Intervention de Laurence Parisot

Réunion du 16 janvier 2015 à 9h00
Groupe de travail sur l'avenir des institutions

Laurence Parisot :

Tout ne doit pas être fait en réaction immédiate aux événements. Lorsque j'étais présidente du Mouvement des entreprises de France (MEDEF), j'avais instauré, sur la suggestion du secrétaire général de Force ouvrière, Jean-Claude Mailly, un temps de délibération précédant chaque négociation sociale. Il permettait de s'accorder sur des diagnostics, des définitions et des idées que l'on souhaitait présenter lors de la négociation. La délibération est importante et il s'avère nécessaire d'accorder plus de temps au débat, même si cela pose la question de la délégation.

L'onction démocratique n'est pas la seule source de légitimité : celle de la compétence compte également. M. Mohamed el-Baradei, président de l'Agence internationale de l'énergie atomique (AIEA), affirmait qu'il n'y avait pas d'armes de destruction massive en Irak, alors que M. George Bush défendait la position inverse : entre les deux, c'est le premier qui possédait la compétence, donc la plus forte légitimité. Les élus démocratiques sont-ils prêts à accepter de déléguer une partie de leur pouvoir à des autorités non élues mais compétentes ? Dans le domaine du dialogue social, j'estime ainsi que des délégations peuvent être transférées aux partenaires sociaux.

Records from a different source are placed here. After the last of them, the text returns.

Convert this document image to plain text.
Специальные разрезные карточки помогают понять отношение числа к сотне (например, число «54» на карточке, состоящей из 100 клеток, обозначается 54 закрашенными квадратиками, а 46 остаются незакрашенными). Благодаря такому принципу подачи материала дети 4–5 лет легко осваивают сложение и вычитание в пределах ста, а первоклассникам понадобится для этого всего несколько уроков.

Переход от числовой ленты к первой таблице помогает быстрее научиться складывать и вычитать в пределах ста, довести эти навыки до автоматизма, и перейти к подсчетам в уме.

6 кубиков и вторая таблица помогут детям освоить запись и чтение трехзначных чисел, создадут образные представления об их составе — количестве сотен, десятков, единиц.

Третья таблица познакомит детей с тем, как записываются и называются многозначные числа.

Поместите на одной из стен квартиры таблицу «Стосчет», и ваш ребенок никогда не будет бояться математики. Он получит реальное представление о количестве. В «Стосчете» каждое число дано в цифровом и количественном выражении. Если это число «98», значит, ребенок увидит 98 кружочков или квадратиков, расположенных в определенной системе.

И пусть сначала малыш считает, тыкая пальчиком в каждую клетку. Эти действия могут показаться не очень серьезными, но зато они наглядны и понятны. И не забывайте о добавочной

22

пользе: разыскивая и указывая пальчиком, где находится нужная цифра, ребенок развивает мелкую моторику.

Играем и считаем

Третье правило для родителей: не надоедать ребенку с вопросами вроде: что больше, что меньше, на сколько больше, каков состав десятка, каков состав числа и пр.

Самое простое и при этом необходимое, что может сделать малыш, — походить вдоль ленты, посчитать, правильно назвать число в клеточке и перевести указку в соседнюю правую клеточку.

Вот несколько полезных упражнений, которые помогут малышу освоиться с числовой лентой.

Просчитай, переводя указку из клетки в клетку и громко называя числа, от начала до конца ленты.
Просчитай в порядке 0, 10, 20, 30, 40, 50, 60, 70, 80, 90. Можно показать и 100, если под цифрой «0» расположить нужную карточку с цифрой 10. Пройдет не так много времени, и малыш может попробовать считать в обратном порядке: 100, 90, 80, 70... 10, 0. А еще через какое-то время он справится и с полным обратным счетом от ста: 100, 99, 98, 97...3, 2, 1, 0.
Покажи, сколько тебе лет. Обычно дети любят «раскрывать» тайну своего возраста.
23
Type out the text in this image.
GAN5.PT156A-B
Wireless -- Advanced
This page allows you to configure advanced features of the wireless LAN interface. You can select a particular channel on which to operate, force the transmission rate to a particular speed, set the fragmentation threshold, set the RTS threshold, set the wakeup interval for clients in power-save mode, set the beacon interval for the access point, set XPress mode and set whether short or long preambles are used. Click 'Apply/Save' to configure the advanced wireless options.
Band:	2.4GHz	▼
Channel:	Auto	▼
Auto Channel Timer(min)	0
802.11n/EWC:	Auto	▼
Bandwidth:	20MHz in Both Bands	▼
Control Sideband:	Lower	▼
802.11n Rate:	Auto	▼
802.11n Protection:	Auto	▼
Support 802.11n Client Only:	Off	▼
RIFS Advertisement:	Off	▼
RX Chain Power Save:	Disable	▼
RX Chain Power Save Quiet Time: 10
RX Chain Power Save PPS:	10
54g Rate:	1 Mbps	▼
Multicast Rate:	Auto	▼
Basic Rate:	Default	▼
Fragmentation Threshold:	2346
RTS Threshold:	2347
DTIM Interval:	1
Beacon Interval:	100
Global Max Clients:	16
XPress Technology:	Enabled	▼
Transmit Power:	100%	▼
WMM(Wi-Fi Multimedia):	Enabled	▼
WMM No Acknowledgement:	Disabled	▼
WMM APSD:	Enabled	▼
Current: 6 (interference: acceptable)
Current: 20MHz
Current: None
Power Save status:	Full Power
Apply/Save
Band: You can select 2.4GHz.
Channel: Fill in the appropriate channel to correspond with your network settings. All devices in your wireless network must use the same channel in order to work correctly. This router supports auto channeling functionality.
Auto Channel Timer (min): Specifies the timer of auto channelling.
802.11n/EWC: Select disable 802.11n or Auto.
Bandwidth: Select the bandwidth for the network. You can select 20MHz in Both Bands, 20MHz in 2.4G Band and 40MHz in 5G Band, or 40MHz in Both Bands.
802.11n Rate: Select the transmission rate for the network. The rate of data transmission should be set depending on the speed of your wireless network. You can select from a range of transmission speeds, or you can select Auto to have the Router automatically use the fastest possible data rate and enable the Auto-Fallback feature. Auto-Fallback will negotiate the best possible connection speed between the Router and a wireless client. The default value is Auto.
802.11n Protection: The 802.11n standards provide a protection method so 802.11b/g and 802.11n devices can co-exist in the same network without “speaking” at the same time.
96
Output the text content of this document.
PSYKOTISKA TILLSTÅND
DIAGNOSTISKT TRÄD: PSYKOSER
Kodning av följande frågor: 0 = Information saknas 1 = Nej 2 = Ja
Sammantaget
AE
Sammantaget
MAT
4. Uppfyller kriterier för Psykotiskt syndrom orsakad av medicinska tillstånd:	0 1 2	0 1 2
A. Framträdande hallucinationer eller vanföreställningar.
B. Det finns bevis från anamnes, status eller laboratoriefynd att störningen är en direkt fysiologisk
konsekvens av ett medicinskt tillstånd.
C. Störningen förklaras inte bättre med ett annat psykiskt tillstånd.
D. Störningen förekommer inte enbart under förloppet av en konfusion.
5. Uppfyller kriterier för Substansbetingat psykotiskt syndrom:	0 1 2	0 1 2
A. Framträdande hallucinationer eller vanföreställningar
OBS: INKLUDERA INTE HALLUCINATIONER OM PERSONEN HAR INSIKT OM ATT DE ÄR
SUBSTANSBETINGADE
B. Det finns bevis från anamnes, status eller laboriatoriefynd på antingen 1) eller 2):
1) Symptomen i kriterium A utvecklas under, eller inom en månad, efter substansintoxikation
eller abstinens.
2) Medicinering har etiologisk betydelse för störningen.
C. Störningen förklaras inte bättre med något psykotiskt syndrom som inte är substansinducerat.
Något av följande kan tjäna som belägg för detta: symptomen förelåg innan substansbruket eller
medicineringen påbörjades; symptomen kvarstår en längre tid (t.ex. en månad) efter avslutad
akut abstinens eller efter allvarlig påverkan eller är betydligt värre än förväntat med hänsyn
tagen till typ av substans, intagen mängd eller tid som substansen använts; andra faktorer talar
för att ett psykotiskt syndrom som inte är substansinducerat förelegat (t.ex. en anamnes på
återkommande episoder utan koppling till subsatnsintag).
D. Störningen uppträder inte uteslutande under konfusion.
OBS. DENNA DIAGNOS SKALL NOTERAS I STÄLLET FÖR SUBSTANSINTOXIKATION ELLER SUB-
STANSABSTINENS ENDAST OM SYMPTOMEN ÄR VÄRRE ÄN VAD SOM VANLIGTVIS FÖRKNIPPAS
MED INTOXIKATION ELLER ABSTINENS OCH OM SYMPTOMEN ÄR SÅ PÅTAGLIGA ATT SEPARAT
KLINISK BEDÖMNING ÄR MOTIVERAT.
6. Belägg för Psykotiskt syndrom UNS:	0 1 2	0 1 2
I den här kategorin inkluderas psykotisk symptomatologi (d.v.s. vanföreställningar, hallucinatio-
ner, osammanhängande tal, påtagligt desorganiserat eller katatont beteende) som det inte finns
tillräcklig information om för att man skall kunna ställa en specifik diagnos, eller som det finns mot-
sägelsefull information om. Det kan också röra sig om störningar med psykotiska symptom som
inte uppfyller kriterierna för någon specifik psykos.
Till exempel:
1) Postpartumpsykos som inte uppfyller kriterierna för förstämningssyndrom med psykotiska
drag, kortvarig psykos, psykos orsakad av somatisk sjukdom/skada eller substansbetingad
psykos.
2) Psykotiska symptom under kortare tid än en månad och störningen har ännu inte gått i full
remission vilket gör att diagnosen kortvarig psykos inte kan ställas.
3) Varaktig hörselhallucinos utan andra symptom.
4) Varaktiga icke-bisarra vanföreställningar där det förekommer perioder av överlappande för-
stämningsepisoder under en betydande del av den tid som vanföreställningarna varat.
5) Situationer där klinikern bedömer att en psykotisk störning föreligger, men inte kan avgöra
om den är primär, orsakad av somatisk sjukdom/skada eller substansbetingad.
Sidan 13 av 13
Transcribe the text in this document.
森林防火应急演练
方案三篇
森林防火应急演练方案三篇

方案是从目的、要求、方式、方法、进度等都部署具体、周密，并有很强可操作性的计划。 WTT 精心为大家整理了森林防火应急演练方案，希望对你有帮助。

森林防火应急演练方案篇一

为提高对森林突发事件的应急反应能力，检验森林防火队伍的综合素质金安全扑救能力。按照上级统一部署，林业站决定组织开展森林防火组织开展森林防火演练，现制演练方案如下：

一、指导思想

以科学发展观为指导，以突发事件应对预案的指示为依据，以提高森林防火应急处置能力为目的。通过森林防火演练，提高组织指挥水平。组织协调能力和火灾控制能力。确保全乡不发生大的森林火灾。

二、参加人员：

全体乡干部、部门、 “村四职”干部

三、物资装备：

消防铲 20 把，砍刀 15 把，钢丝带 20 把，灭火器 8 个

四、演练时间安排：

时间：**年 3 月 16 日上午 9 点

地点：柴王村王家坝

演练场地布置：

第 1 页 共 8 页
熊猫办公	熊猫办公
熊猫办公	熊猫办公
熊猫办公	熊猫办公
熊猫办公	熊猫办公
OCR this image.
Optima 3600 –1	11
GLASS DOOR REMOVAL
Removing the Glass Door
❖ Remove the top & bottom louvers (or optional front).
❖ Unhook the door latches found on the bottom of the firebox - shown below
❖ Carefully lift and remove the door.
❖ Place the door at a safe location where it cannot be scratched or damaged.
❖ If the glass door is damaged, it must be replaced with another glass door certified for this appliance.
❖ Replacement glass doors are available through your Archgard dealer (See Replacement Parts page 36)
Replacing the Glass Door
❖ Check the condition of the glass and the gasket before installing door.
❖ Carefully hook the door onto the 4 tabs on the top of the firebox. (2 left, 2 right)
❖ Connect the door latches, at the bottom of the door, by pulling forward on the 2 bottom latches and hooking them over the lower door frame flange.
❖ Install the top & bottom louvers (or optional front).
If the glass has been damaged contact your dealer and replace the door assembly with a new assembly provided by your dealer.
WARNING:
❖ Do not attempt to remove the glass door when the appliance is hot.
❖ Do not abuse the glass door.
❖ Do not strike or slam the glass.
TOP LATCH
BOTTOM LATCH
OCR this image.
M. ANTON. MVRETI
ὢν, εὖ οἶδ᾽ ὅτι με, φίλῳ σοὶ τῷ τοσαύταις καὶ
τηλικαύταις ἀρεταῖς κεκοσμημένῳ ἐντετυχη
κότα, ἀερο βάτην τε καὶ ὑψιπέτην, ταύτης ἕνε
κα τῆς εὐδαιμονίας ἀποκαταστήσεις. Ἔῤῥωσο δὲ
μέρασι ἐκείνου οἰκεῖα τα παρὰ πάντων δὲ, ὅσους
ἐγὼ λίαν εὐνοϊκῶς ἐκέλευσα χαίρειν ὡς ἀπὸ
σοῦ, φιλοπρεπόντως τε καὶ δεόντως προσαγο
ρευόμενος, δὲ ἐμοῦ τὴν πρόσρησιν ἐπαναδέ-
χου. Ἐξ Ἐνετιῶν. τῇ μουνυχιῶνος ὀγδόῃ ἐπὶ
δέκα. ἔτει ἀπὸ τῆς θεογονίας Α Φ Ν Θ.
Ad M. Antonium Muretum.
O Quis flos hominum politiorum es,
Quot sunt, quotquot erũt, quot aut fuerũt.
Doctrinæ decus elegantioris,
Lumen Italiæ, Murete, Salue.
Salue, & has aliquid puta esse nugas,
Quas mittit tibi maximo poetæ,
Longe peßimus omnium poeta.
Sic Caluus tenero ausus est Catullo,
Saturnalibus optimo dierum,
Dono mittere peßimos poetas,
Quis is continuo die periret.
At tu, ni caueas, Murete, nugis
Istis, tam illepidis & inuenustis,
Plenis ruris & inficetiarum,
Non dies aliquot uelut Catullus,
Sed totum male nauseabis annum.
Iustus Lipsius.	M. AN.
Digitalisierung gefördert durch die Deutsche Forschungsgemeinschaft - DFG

J'aime le verbe « subsumer », insuffisamment employé à mes yeux et qui signifie « penser un objet individuel comme compris dans un ensemble », selon le Petit Robert. Le Président de la République devrait subsumer, c'est-à-dire penser les différents éléments individuels dans leur ensemble. Il faut donc penser la subsomption, la délégation, et la reconnaissance des légitimités autres que démocratiques.

Il y a lieu de s'interroger sur les voies par lesquelles le Parlement européen pourrait davantage s'intéresser aux parlements nationaux ; par ailleurs, la chaîne parlementaire (LCP) et Public Sénat devraient retransmettre davantage de débats du Parlement européen en direct, afin de renforcer la visibilité et la lisibilité de ceux-ci. On peut en effet avoir l'impression de subir des décisions par manque d'accès à l'information.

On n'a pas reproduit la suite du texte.